And Gehl did not like what she saw in Washington, D.C. She didn’t like it one bit.
GEHL: It became really clear to me that this fight was not about solving problems for the American people — this fight was about one party beating the other party, and that the parties were more committed to that than to actually solving problems or creating opportunities. Eventually, I understood that it didn’t matter who we elected. It didn’t matter the quality of the candidates. Once it became clear to me that it was a systems problem, I switched from investing my time in searching for the next great candidate and turned an eye to the fundamental root cause structures in the political system that pretty much guarantee that as voters we are perpetually dissatisfied."
GEHL: Generally, in industries where customers are not happy and yet the players in the industry are doing well, you’ll see a new entrant.
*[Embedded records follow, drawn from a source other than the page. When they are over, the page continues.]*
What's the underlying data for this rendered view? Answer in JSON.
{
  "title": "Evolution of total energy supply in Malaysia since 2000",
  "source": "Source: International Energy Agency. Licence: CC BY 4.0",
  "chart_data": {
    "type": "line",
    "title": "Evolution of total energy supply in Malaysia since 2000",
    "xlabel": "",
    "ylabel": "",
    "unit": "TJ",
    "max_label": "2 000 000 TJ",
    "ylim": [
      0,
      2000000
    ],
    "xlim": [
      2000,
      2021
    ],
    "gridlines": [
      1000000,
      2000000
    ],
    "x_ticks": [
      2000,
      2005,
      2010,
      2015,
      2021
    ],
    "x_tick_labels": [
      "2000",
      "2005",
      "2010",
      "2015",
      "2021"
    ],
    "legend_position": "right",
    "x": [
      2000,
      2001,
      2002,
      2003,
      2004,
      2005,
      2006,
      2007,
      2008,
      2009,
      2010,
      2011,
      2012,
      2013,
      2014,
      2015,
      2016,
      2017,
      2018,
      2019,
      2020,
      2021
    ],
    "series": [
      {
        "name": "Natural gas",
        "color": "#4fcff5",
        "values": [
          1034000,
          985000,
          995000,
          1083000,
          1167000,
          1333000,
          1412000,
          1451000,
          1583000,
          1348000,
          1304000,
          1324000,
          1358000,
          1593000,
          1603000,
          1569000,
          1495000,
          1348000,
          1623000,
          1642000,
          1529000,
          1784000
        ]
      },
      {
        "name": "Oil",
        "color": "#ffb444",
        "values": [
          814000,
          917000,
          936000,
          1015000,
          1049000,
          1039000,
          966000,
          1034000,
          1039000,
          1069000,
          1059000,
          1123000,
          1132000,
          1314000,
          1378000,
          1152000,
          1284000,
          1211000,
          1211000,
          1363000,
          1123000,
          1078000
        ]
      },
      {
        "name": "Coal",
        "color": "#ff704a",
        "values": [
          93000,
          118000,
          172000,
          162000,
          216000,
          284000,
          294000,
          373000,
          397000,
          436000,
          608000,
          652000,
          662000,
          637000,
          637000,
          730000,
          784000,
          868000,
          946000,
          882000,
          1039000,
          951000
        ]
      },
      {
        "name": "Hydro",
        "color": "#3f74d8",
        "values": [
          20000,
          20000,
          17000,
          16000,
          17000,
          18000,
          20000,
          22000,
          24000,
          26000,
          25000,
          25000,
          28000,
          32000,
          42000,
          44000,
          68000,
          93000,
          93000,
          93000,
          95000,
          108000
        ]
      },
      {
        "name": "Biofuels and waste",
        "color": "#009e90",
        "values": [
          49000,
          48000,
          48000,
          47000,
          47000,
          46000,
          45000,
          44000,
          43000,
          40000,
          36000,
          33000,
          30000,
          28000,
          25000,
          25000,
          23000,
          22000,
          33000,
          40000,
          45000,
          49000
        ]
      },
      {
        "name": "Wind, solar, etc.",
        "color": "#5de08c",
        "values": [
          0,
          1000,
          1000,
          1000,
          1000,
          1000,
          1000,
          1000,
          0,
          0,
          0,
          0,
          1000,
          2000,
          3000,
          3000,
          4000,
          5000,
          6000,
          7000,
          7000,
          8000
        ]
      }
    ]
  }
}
You’ll see a new company come into business to serve those customers.
A new company like … Netflix or Hulu or Amazon Prime or Sling TV or — well, you get the point.
PORTER: So in today’s world, we have the majority of voters say in polls that they would rather have an independent. So in a normal industry, you’d have a whole new competitor coming up that was about independents to serve that unmet need.
GEHL: And yet in politics, we don’t see any new entrants, other than Democrats and Republicans. So why is that? Well, it turns out that our political parties work well together in one particular area, and that is actually colluding together, over time, behind the scenes, to create rules and practices that essentially erect barriers to entry, ways to keep out new competition.